If after 1 hour the unit still has not achieved a signal lock, here’s a few things to check:
1. GPS systems utilize the global positioning system, which is a constellation of satellites orbiting the Earth. Therefore, ideally, a GPS antenna should have the best possible view of the sky – ideally, 360 degrees.
2. If the GPS antenna is located indoors, metal structures can block the weak GPS signals and prevent a signal lock. Ensure the antenna is mounted away from metal frames, structures or enclosures. Metalized, sun-dimmed, glass contains metal flecks to reflect sunlight which also reflects GPS signals can also cause problems.
3. Check that the red ‘GPS Antenna’ LED at the rear of the SR/SC/LC series unit is NOT illuminated. The LED illuminates when a short-circuit is present along the cable to the GPS antenna, which must be cleared.
4. If available, a volt-meter can be used to check that 5 volts is present at the GPS antenna connector between the inner pin and the outer shell of the TNC connector. If a voltage is not present, it indicates an open-circuit fault along the cable.
5. For externally mounted antennas TimeTools recommends fitting a surge suppressor to protect equipment from lightning strikes and other electrical surges. A surge suppressor should ideally be located where the GPS antenna cable enters the building. If a GPS surge suppressor is fitted, ensure it is fitted the correct way around, with the ‘Surge’ input going to the antenna and the ‘Equipment’ input to the time server. See Fig 1 for typical installation.

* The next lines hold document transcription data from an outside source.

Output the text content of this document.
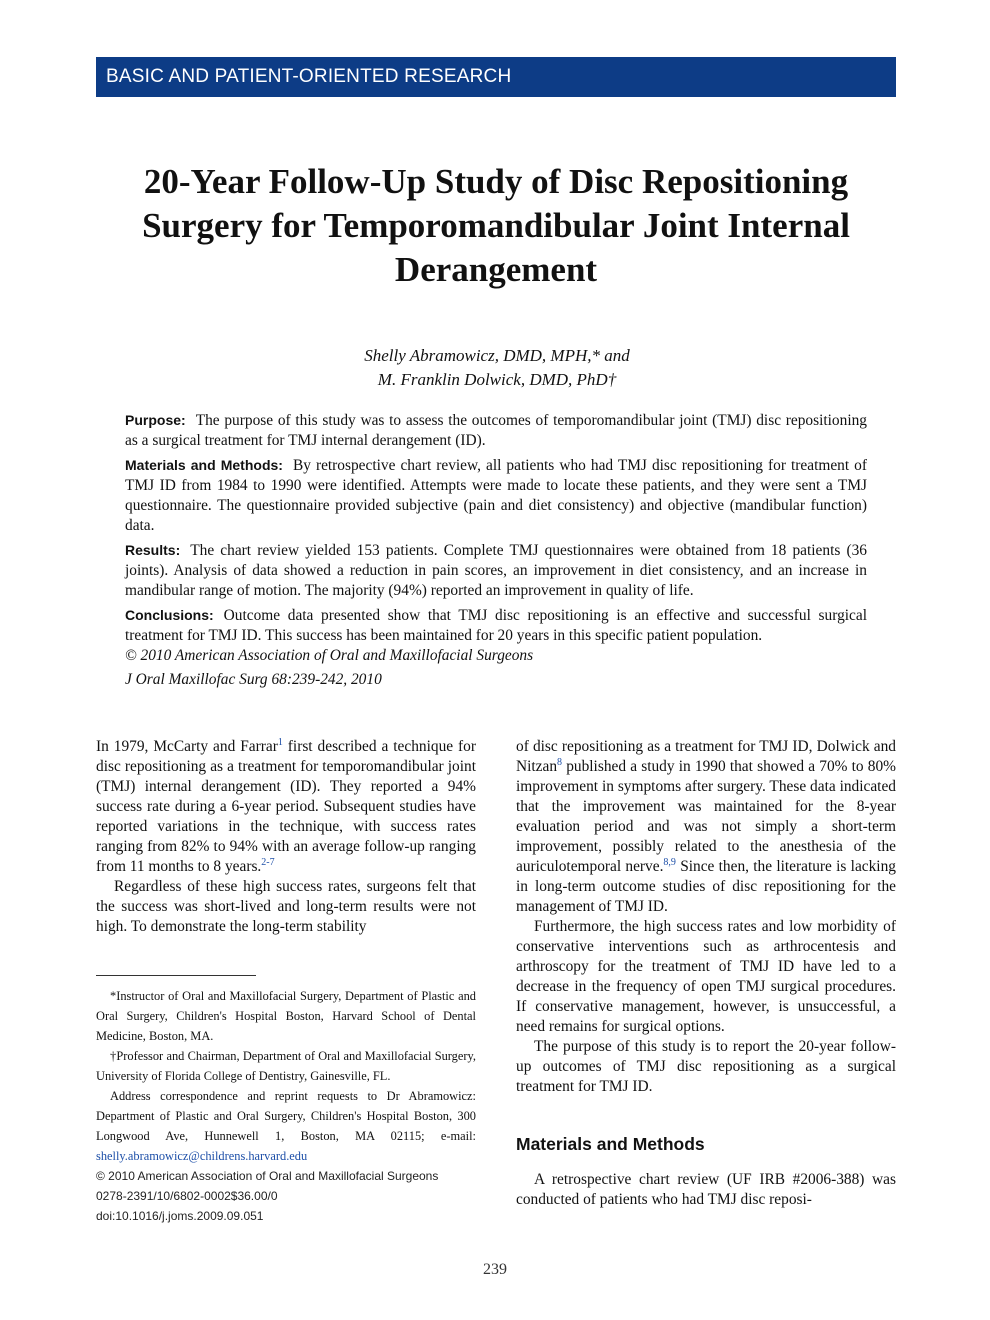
BASIC AND PATIENT-ORIENTED RESEARCH
20-Year Follow-Up Study of Disc Repositioning Surgery for Temporomandibular Joint Internal Derangement
Shelly Abramowicz, DMD, MPH,* and
M. Franklin Dolwick, DMD, PhD†

Purpose: The purpose of this study was to assess the outcomes of temporomandibular joint (TMJ) disc repositioning as a surgical treatment for TMJ internal derangement (ID).

Materials and Methods: By retrospective chart review, all patients who had TMJ disc repositioning for treatment of TMJ ID from 1984 to 1990 were identified. Attempts were made to locate these patients, and they were sent a TMJ questionnaire. The questionnaire provided subjective (pain and diet consistency) and objective (mandibular function) data.

Results: The chart review yielded 153 patients. Complete TMJ questionnaires were obtained from 18 patients (36 joints). Analysis of data showed a reduction in pain scores, an improvement in diet consistency, and an increase in mandibular range of motion. The majority (94%) reported an improvement in quality of life.

Conclusions: Outcome data presented show that TMJ disc repositioning is an effective and successful surgical treatment for TMJ ID. This success has been maintained for 20 years in this specific patient population.

© 2010 American Association of Oral and Maxillofacial Surgeons

J Oral Maxillofac Surg 68:239-242, 2010

In 1979, McCarty and Farrar$^1$ first described a technique for disc repositioning as a treatment for temporomandibular joint (TMJ) internal derangement (ID). They reported a 94% success rate during a 6-year period. Subsequent studies have reported variations in the technique, with success rates ranging from 82% to 94% with an average follow-up ranging from 11 months to 8 years.$^{2-7}$

Regardless of these high success rates, surgeons felt that the success was short-lived and long-term results were not high. To demonstrate the long-term stability

*Instructor of Oral and Maxillofacial Surgery, Department of Plastic and Oral Surgery, Children's Hospital Boston, Harvard School of Dental Medicine, Boston, MA.

†Professor and Chairman, Department of Oral and Maxillofacial Surgery, University of Florida College of Dentistry, Gainesville, FL.

Address correspondence and reprint requests to Dr Abramowicz: Department of Plastic and Oral Surgery, Children's Hospital Boston, 300 Longwood Ave, Hunnewell 1, Boston, MA 02115; e-mail: shelly.abramowicz@childrens.harvard.edu

© 2010 American Association of Oral and Maxillofacial Surgeons
0278-2391/10/6802-0002$36.00/0
doi:10.1016/j.joms.2009.09.051

of disc repositioning as a treatment for TMJ ID, Dolwick and Nitzan$^8$ published a study in 1990 that showed a 70% to 80% improvement in symptoms after surgery. These data indicated that the improvement was maintained for the 8-year evaluation period and was not simply a short-term improvement, possibly related to the anesthesia of the auriculotemporal nerve.$^{8,9}$ Since then, the literature is lacking in long-term outcome studies of disc repositioning for the management of TMJ ID.

Furthermore, the high success rates and low morbidity of conservative interventions such as arthrocentesis and arthroscopy for the treatment of TMJ ID have led to a decrease in the frequency of open TMJ surgical procedures. If conservative management, however, is unsuccessful, a need remains for surgical options.

The purpose of this study is to report the 20-year follow-up outcomes of TMJ disc repositioning as a surgical treatment for TMJ ID.

Materials and Methods

A retrospective chart review (UF IRB #2006-388) was conducted of patients who had TMJ disc reposi-

239
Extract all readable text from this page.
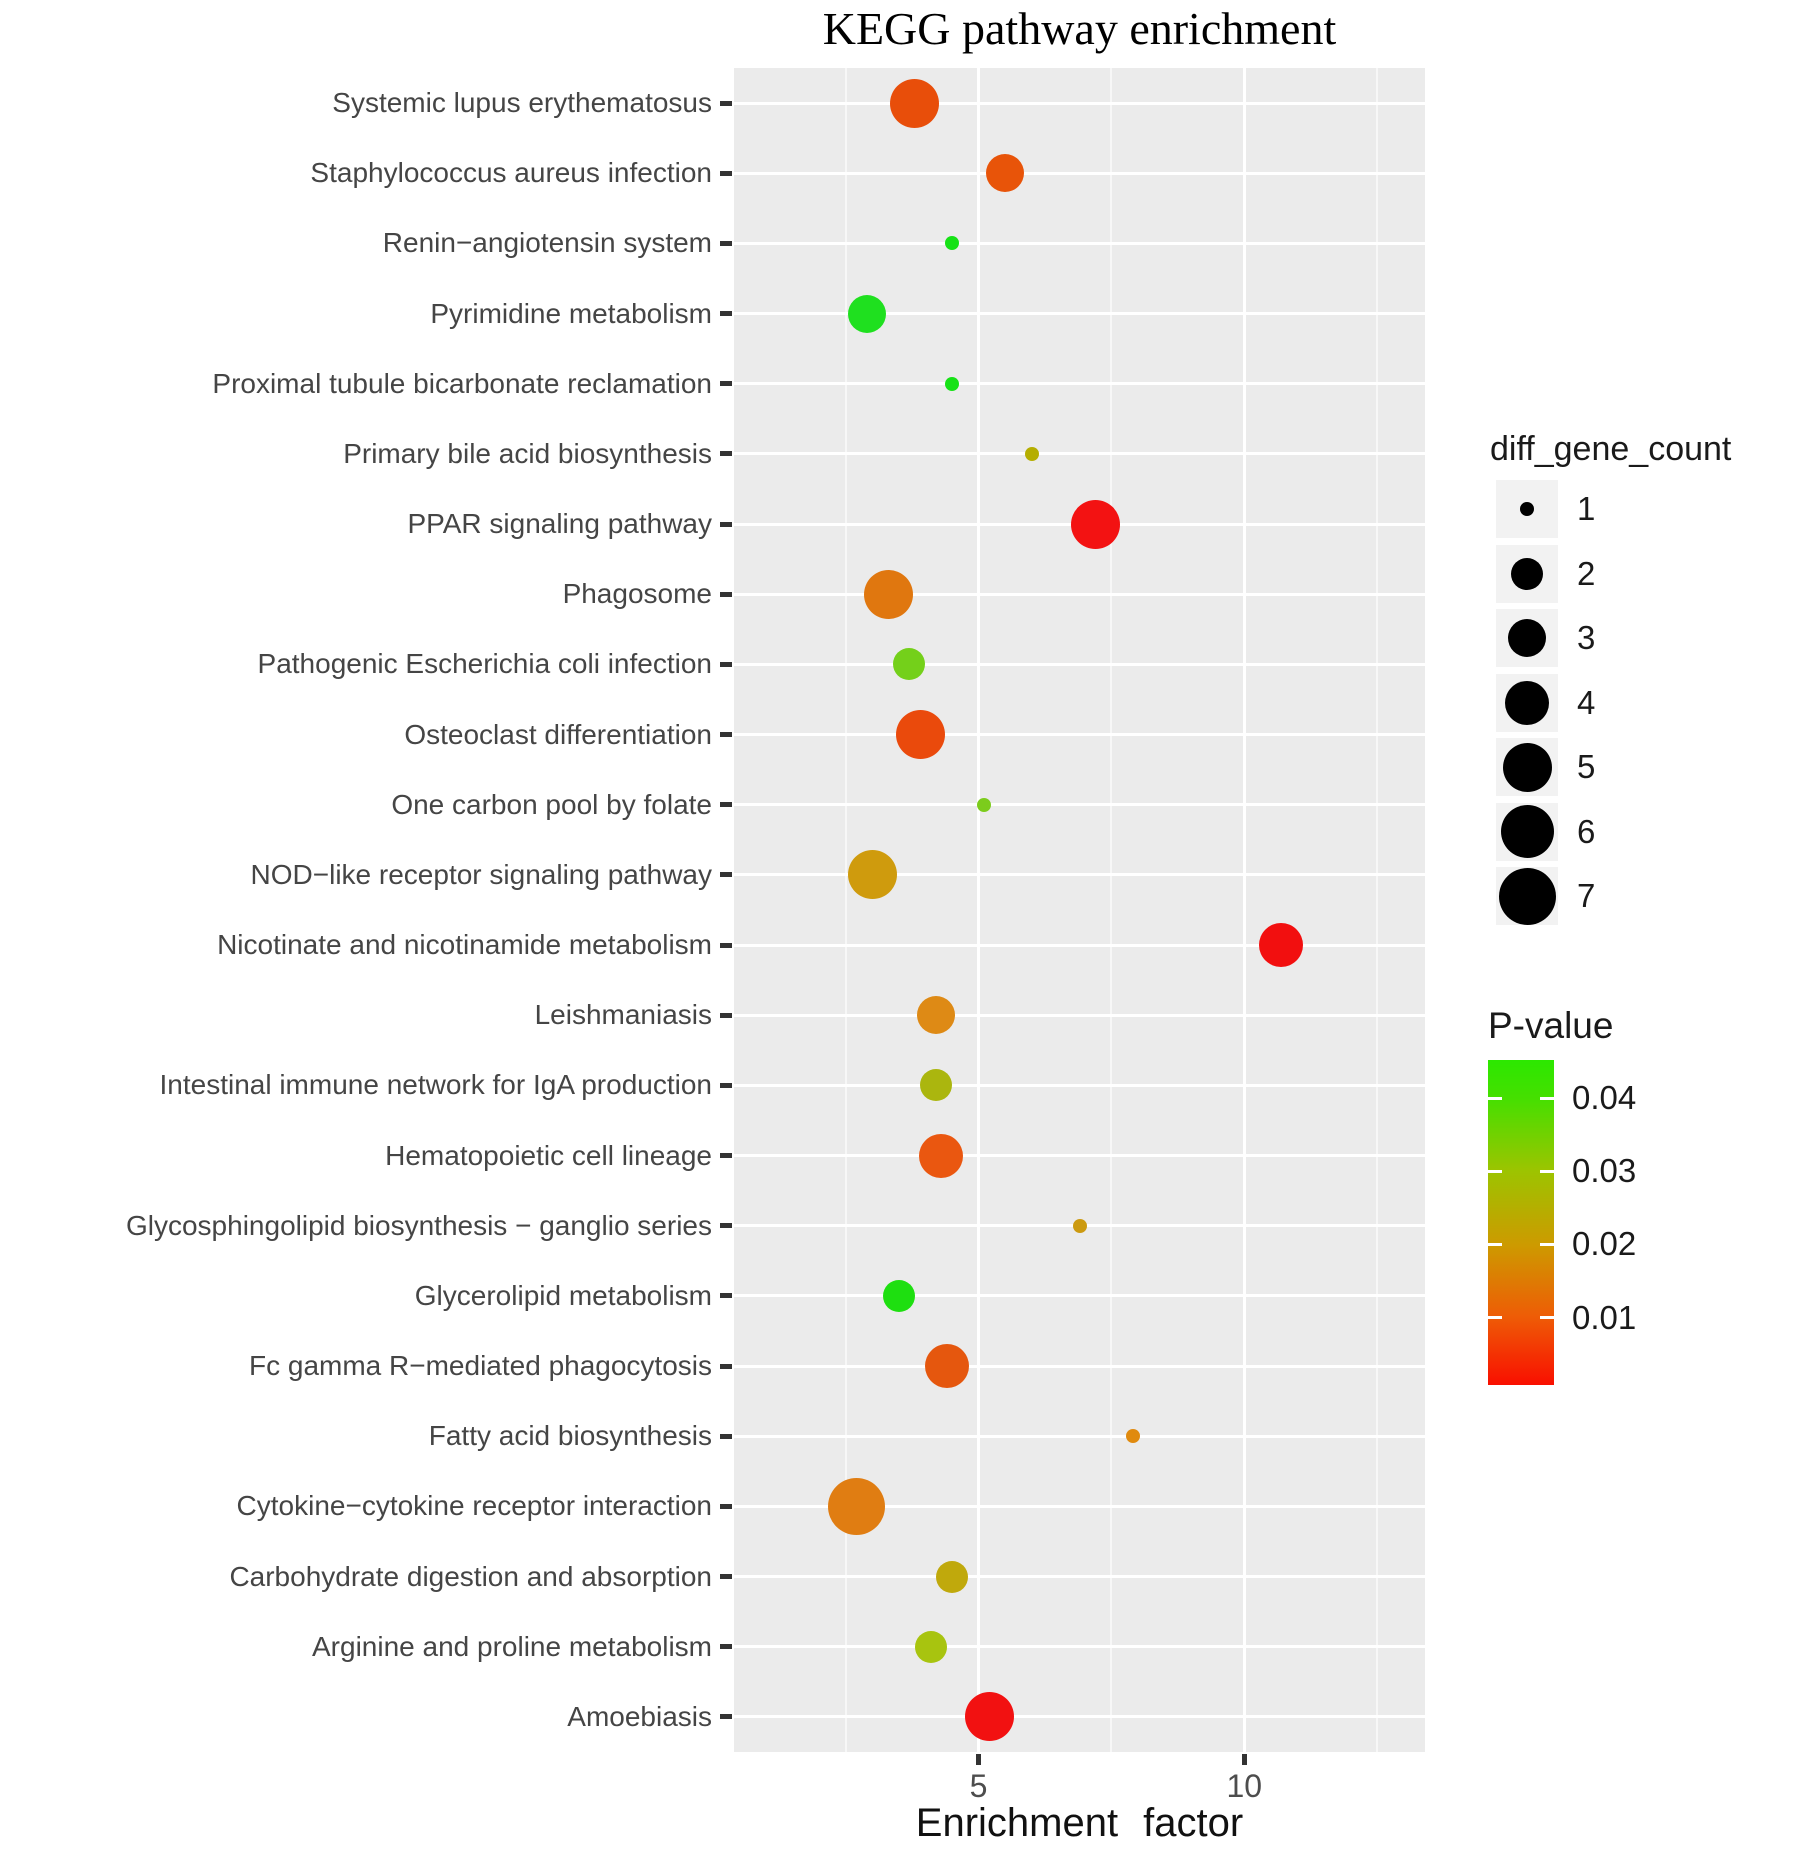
KEGG pathway enrichment
Systemic lupus erythematosus
Staphylococcus aureus infection
Renin−angiotensin system
Pyrimidine metabolism
Proximal tubule bicarbonate reclamation
Primary bile acid biosynthesis
PPAR signaling pathway
Phagosome
Pathogenic Escherichia coli infection
Osteoclast differentiation
One carbon pool by folate
NOD−like receptor signaling pathway
Nicotinate and nicotinamide metabolism
Leishmaniasis
Intestinal immune network for IgA production
Hematopoietic cell lineage
Glycosphingolipid biosynthesis − ganglio series
Glycerolipid metabolism
Fc gamma R−mediated phagocytosis
Fatty acid biosynthesis
Cytokine−cytokine receptor interaction
Carbohydrate digestion and absorption
Arginine and proline metabolism
Amoebiasis
5	10
Enrichment factor
diff_gene_count
1
2
3
4
5
6
7
P-value
0.04
0.03
0.02
0.01
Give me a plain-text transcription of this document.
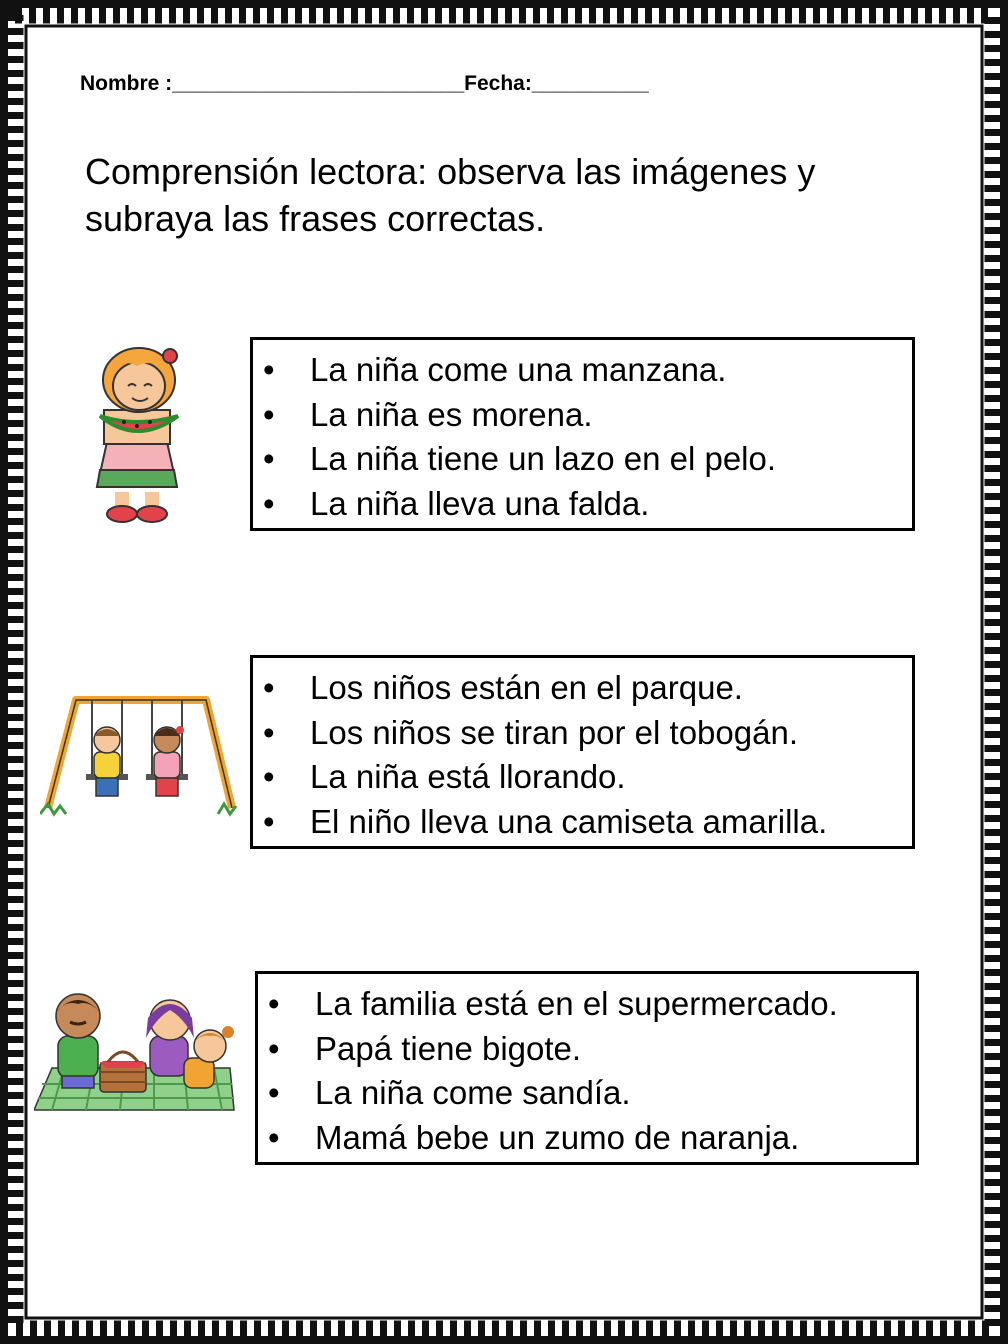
Nombre :_________________________Fecha:__________
Comprensión lectora: observa las imágenes y subraya las frases correctas.
• La niña come una manzana.
• La niña es morena.
• La niña tiene un lazo en el pelo.
• La niña lleva una falda.
• Los niños están en el parque.
• Los niños se tiran por el tobogán.
• La niña está llorando.
• El niño lleva una camiseta amarilla.
• La familia está en el supermercado.
• Papá tiene bigote.
• La niña come sandía.
• Mamá bebe un zumo de naranja.
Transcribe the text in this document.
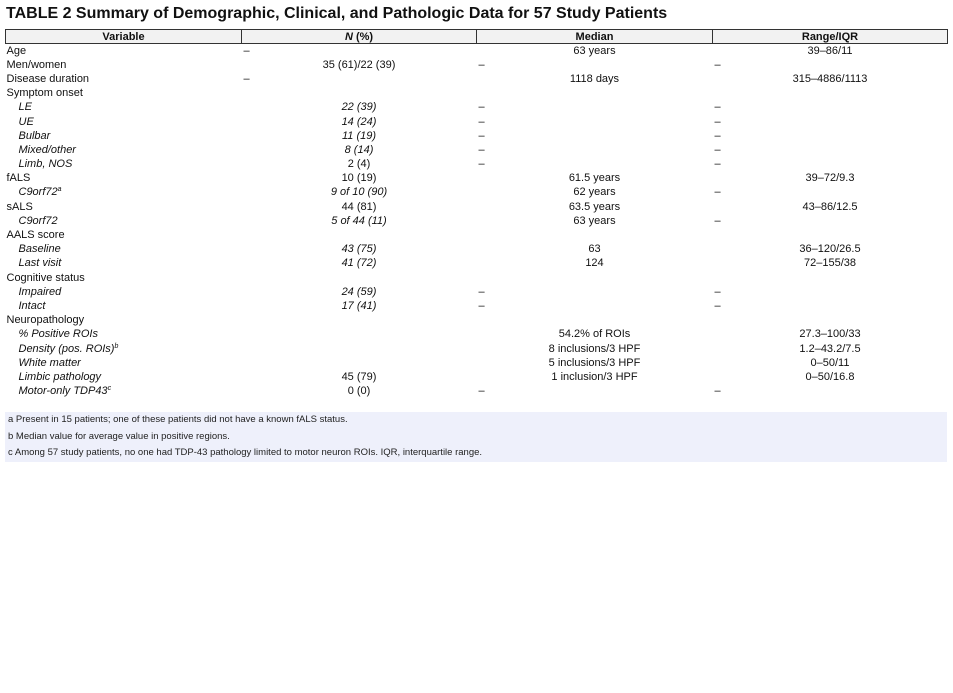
TABLE 2 Summary of Demographic, Clinical, and Pathologic Data for 57 Study Patients
Variable	N (%)	Median	Range/IQR
Age	–	63 years	39–86/11
Men/women	35 (61)/22 (39)	–	–

Disease duration	–	1118 days	315–4886/1113
Symptom onset			
LE	22 (39)	–	–

UE	14 (24)	–	–

Bulbar	11 (19)	–	–

Mixed/other	8 (14)	–	–

Limb, NOS	2 (4)	–	–

fALS	10 (19)	61.5 years	39–72/9.3
C9orf72$^a$	9 of 10 (90)	62 years	–

sALS	44 (81)	63.5 years	43–86/12.5
C9orf72	5 of 44 (11)	63 years	–

AALS score			
Baseline	43 (75)	63	36–120/26.5
Last visit	41 (72)	124	72–155/38
Cognitive status			
Impaired	24 (59)	–	–

Intact	17 (41)	–	–

Neuropathology			
% Positive ROIs		54.2% of ROIs	27.3–100/33
Density (pos. ROIs)$^b$		8 inclusions/3 HPF	1.2–43.2/7.5
White matter		5 inclusions/3 HPF	0–50/11
Limbic pathology	45 (79)	1 inclusion/3 HPF	0–50/16.8
Motor-only TDP43$^c$	0 (0)	–	–
a Present in 15 patients; one of these patients did not have a known fALS status.
b Median value for average value in positive regions.
c Among 57 study patients, no one had TDP-43 pathology limited to motor neuron ROIs. IQR, interquartile range.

6. Check the cable and connectors for any visible damage that may have occurred during installation, particularly where the cable has been fed through holes in walls.
7. If you have sourced your own cable, rather than obtaining it from TimeTools – ensure that it is of the correct type and not too long or too short. If required, GPS amplifiers, such as TimeTools T-AD200-8 can be used to amplify GPS signals and increase cable distances still further. Also, our GPS over fiber kit can utilise fibre-optic cable to transmit GPS signals over many kilometers.
|Maximum Cable Length with single|
8. The ‘GPS’ tab on the web status and configuration menu provides detailed GPS receiver status information. It can be used to list satellites currently in view along with their associated ‘signal to noise’ ratio and position in the sky.
Typical GPS Installation
Fig 1. Typical GPS installation, with antenna on roof-top and surge suppressor located where the GPS antenna cable enters the building.